I don’t state this as a scholar or an activist; ask any non-political and ordinary Dalit person, and the facts will become clear. In the everyday experience of the Dalits, including many Dalit leaders and activists themselves, caste-based humiliation and exclusion are based on their ritually polluted status. Lack of access to power, poverty, illiteracy and other factors are secondary.
As we sometimes see in news reports, even mayors and ward or municipal chairs in many parts of the country face caste-based exclusion. I’m sure many Dalit lawmakers themselves would struggle to rent property in Kathmandu because the landlords fear offending their ancestral spirits and other deities through contact with the ritually polluted!
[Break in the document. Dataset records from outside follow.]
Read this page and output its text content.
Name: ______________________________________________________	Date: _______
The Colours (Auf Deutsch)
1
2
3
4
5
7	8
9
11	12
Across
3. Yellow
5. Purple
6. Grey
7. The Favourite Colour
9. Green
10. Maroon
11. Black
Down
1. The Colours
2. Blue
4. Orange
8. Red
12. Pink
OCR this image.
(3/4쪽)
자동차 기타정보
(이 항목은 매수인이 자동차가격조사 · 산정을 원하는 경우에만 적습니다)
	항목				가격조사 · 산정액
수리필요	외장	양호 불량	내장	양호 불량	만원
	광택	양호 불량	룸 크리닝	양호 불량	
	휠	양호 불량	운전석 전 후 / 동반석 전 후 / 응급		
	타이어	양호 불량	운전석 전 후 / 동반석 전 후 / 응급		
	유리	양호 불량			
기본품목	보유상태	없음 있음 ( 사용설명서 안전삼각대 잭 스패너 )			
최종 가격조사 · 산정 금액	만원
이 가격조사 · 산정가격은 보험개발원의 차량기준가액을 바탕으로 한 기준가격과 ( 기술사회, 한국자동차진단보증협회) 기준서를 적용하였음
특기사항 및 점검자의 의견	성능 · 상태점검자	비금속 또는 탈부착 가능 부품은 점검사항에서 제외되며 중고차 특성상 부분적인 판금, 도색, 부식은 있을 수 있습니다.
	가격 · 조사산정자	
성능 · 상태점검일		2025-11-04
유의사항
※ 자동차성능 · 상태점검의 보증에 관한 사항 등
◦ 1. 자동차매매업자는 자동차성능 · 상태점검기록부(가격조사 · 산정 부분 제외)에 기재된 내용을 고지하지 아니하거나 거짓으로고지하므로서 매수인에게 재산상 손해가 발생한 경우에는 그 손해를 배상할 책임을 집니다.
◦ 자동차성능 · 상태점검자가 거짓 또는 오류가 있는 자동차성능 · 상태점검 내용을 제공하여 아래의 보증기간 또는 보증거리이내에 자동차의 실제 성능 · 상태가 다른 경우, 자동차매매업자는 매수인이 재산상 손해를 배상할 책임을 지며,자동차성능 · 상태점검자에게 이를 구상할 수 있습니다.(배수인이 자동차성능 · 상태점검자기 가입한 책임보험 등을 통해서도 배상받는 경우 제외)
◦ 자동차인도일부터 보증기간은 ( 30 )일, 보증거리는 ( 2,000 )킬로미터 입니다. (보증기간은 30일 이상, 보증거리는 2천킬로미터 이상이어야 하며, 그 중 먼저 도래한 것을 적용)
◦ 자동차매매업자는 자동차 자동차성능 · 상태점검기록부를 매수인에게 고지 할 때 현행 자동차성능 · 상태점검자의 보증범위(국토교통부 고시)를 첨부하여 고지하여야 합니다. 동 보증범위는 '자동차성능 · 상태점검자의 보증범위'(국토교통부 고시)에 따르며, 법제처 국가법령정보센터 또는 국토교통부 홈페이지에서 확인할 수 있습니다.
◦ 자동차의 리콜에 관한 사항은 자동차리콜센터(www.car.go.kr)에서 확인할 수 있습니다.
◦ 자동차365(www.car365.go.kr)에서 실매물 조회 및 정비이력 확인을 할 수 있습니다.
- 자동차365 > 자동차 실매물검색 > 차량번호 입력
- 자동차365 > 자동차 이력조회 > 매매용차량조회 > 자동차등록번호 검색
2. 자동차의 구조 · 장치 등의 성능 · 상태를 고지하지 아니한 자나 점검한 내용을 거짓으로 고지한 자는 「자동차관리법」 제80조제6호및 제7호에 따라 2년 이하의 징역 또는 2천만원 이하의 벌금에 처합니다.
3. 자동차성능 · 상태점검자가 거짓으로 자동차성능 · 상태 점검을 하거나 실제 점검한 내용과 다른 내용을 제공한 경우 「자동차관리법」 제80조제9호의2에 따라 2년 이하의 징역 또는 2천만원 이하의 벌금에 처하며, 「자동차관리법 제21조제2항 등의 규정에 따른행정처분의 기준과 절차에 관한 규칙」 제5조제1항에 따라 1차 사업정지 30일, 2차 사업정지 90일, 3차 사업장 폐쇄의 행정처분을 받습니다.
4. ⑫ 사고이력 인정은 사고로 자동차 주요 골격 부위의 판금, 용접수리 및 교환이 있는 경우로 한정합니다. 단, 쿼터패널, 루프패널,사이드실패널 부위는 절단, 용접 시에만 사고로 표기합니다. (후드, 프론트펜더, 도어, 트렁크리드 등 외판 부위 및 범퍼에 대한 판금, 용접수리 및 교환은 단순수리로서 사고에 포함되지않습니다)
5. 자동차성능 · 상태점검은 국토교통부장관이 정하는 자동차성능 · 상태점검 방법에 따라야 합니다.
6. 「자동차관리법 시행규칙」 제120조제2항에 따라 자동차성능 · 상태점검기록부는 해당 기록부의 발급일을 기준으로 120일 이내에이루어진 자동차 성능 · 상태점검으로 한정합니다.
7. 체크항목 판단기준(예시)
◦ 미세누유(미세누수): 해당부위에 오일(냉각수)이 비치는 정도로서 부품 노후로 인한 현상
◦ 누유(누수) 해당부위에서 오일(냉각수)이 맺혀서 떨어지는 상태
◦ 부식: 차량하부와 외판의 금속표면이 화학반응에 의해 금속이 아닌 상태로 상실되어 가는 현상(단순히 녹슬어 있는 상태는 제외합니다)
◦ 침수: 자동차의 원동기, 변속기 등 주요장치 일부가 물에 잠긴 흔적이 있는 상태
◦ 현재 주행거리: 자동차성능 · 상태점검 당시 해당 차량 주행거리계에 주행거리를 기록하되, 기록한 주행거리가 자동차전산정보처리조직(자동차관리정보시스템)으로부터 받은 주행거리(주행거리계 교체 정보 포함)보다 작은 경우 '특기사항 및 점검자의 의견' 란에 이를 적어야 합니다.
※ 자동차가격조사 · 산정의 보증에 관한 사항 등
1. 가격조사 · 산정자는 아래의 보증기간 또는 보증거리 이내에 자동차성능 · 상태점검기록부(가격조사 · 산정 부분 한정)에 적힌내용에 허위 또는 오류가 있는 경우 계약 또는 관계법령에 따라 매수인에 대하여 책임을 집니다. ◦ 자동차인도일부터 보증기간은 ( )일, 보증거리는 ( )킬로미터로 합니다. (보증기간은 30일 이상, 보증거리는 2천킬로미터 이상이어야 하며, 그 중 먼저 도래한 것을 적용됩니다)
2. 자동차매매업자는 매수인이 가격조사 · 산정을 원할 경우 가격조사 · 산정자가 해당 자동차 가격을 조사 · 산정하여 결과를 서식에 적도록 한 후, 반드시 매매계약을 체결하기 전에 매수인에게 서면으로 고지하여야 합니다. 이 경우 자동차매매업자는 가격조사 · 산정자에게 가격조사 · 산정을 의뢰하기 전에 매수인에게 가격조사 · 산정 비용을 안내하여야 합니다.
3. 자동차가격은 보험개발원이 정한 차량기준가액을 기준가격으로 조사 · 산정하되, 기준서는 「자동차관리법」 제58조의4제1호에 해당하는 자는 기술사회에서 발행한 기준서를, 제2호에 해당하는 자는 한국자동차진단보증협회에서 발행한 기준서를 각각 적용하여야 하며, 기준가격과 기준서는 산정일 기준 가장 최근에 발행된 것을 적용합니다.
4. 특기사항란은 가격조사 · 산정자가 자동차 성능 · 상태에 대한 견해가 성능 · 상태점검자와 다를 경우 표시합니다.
Herein lies the root of the problem: Nepalis are highly religious and spiritual people who live in constant fear and awe of their gods, their lineage deities, and the spirit of their dead ancestors. There is a strong belief that any transgression of the traditional ritual hierarchy based on caste would offend the supernatural powers, thereby causing death and destruction in the family and community.
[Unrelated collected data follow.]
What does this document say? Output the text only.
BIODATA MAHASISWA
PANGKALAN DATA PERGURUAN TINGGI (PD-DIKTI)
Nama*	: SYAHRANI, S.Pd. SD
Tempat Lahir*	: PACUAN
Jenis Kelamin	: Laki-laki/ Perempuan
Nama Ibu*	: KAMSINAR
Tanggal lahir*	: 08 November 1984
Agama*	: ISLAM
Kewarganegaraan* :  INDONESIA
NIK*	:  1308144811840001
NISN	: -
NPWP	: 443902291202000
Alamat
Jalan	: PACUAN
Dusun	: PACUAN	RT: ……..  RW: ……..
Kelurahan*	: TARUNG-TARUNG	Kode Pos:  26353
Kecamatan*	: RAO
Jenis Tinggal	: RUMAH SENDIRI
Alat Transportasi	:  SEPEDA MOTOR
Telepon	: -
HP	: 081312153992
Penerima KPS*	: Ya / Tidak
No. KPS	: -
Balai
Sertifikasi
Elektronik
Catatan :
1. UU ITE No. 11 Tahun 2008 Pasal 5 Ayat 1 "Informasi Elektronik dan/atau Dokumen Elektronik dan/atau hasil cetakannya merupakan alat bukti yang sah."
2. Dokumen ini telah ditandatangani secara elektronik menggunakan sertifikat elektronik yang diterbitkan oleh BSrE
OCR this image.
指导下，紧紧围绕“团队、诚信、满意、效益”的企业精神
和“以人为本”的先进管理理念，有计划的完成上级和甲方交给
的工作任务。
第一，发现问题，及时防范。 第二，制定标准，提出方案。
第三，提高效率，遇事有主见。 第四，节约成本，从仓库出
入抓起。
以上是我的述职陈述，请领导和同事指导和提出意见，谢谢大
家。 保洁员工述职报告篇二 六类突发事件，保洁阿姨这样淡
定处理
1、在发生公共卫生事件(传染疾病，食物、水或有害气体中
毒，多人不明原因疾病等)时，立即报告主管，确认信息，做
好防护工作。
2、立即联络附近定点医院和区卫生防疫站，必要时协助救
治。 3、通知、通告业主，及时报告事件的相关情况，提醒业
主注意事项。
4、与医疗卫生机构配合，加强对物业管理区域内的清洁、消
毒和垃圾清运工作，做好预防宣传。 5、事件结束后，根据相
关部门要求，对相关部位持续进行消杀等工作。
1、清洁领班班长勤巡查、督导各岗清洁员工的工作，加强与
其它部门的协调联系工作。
Caste is so sacred that many Nepalis would rather go to jail or even die than flout certain caste rules and “invite” the terrible wrath of their gods or deceased relatives. For these fundamentalists, state laws and law enforcement hardly mean anything.
Why has there been a surge in attacks against the Dalits in recent years? Why don’t many police officers, administrators and judges take the caste discrimination issue seriously? Why do prime ministers and ministers and legislators turn a deaf ear to Dalit voices for change? Why have Dalit activists themselves not been very effective in defending their rights?
All these questions can be answered with just two words: Religion and culture. There is a contradiction between state laws and religious/cultural laws. Today’s policemen and judges probably don’t need to be preached about universal human rights, but they also cannot deny their long-standing cultural and spiritual beliefs and practices of keeping their castes sacred.
If religio-cultural traditions have greatly ‘caste-ified’ our social psychology, how can those in legal and judicial power positions be immune from it? This is the crux of the problem that needs unpacking by all sides.
Problem with methodology?
I understand the sensitivities surrounding religion and culture in any country or society. I don’t know why the Amnesty report remained silent on these complex yet vital issues. However, I suspect part of the problem lies in the research methodology itself.
If you want new insights into any topic, you must involve and work with the younger generation. During the report’s launch, I saw the same old faces of Dalit activists and lawyers. I don’t mean to undermine their ongoing and historical contribution, but the new and younger generation also deserves a voice.
The report was prepared with support from and consultation with Dalit non-governmental organisations that have long been commanded by the same old people. Moreover, they are usually connected to a political party, and upper-caste leaders invariably control every party. No wonder, mainstream Dalit discourse is still shy about putting religion and culture in the spotlight.
The report itself makes it amply clear that the Dalit movement thus far has been toothless and that there is a need for new ways of tackling the problem. However, to show a new direction for freedom fighters and organise a paradigm shift, international players must move beyond their usual consultation with the same old activists and groups and find new kids on the block. Talking directly with the ordinary Dalits instead of through mediation with established groups would make ground realities apparent.